Hmmm... I ran the m7 exploit twice in two shells. Both quits with an error like @edude03 posted before. So you got no chance to type in commands like id, ls -l , cat.... But if you have got busybox you can excute some more options. So I typed in /data/local/busybox vi /default.prop

My Bash opened it with no problems, but if I'd like to edit via vi, I get errors. On Linux sometime vi sucks also, too. In that cases it's becaus of wrong interpreting the input devices, like keyboard...

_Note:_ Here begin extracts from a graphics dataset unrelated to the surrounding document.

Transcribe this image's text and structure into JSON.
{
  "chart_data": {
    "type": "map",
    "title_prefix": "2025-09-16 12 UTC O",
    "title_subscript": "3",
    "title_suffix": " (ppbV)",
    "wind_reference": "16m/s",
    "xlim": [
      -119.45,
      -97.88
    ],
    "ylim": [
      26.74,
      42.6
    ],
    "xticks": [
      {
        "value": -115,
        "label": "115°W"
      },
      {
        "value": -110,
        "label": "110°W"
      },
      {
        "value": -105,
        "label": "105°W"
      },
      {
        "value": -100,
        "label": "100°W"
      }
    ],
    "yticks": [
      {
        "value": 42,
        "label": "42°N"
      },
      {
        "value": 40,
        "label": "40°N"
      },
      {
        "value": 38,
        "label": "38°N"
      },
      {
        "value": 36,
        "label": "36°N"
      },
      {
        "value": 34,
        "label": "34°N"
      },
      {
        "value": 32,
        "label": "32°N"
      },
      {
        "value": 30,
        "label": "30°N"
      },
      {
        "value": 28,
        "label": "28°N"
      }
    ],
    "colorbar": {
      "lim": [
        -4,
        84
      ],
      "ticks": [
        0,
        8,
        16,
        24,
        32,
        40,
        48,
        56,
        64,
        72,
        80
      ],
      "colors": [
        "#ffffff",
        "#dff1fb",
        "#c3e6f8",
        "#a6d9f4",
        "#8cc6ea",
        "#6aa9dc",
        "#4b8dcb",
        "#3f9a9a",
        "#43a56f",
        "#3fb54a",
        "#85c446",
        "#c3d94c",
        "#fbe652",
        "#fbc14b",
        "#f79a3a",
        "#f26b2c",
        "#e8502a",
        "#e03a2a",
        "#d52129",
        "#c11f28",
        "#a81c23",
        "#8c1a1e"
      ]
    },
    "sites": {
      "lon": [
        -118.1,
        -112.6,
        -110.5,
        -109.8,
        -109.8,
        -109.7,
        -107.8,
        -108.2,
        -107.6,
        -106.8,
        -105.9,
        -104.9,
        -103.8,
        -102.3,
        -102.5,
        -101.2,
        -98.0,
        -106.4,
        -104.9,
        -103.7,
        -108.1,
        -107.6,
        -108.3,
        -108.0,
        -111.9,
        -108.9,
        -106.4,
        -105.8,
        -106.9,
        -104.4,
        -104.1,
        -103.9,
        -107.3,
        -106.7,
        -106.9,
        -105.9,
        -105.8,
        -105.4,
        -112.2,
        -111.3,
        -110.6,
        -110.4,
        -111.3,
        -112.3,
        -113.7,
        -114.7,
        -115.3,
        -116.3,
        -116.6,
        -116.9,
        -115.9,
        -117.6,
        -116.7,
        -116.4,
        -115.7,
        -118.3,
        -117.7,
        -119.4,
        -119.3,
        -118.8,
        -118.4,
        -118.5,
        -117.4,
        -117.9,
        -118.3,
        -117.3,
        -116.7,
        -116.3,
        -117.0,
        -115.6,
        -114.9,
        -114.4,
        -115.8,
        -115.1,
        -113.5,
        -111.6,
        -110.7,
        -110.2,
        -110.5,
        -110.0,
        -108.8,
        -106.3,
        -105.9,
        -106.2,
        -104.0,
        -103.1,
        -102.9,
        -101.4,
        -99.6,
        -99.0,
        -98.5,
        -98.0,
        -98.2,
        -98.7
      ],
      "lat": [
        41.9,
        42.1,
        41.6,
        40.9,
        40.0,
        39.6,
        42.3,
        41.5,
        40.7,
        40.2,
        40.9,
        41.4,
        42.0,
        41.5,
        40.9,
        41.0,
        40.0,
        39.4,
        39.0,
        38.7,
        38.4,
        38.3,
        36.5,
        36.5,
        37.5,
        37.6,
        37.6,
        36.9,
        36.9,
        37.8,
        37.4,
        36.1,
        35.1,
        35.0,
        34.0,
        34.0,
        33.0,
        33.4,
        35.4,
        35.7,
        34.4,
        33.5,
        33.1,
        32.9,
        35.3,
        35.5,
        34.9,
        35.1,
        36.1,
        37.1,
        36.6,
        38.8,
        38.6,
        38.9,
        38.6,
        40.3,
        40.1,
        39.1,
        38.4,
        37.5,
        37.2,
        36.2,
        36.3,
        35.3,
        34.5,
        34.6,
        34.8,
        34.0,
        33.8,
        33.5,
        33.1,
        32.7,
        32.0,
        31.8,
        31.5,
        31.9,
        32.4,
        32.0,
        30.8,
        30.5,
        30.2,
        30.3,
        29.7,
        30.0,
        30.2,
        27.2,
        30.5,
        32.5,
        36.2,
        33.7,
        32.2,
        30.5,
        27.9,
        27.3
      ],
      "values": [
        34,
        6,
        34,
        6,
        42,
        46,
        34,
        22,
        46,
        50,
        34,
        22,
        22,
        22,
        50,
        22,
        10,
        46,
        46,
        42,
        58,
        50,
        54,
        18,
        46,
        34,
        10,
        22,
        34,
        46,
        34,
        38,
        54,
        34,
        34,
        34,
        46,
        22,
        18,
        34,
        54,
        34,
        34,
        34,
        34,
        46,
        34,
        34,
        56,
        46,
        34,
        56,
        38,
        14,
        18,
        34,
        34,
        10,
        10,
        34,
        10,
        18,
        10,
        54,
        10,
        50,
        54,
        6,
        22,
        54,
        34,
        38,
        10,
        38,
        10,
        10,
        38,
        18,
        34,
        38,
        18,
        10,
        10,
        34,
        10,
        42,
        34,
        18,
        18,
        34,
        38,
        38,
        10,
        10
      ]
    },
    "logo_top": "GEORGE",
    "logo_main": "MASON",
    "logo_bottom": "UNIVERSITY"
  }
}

Can someone please checkout?

@ardf69

How it can be patched? The exploit works on that kernel -> Linux matthew-desktop 2.6.29-020629-generic #020629 SMP Tue Mar 24 12:03:21 UTC 2009 i686 GNU/Linux

And my X10 Kernel is from -> Linux localhost 2.6.29-rel #2 PREEMPT Wed Mar 10 16:53:36 JST 2010 armv7l GNU/Linux

Please comapre these two dates! Or am I wrong?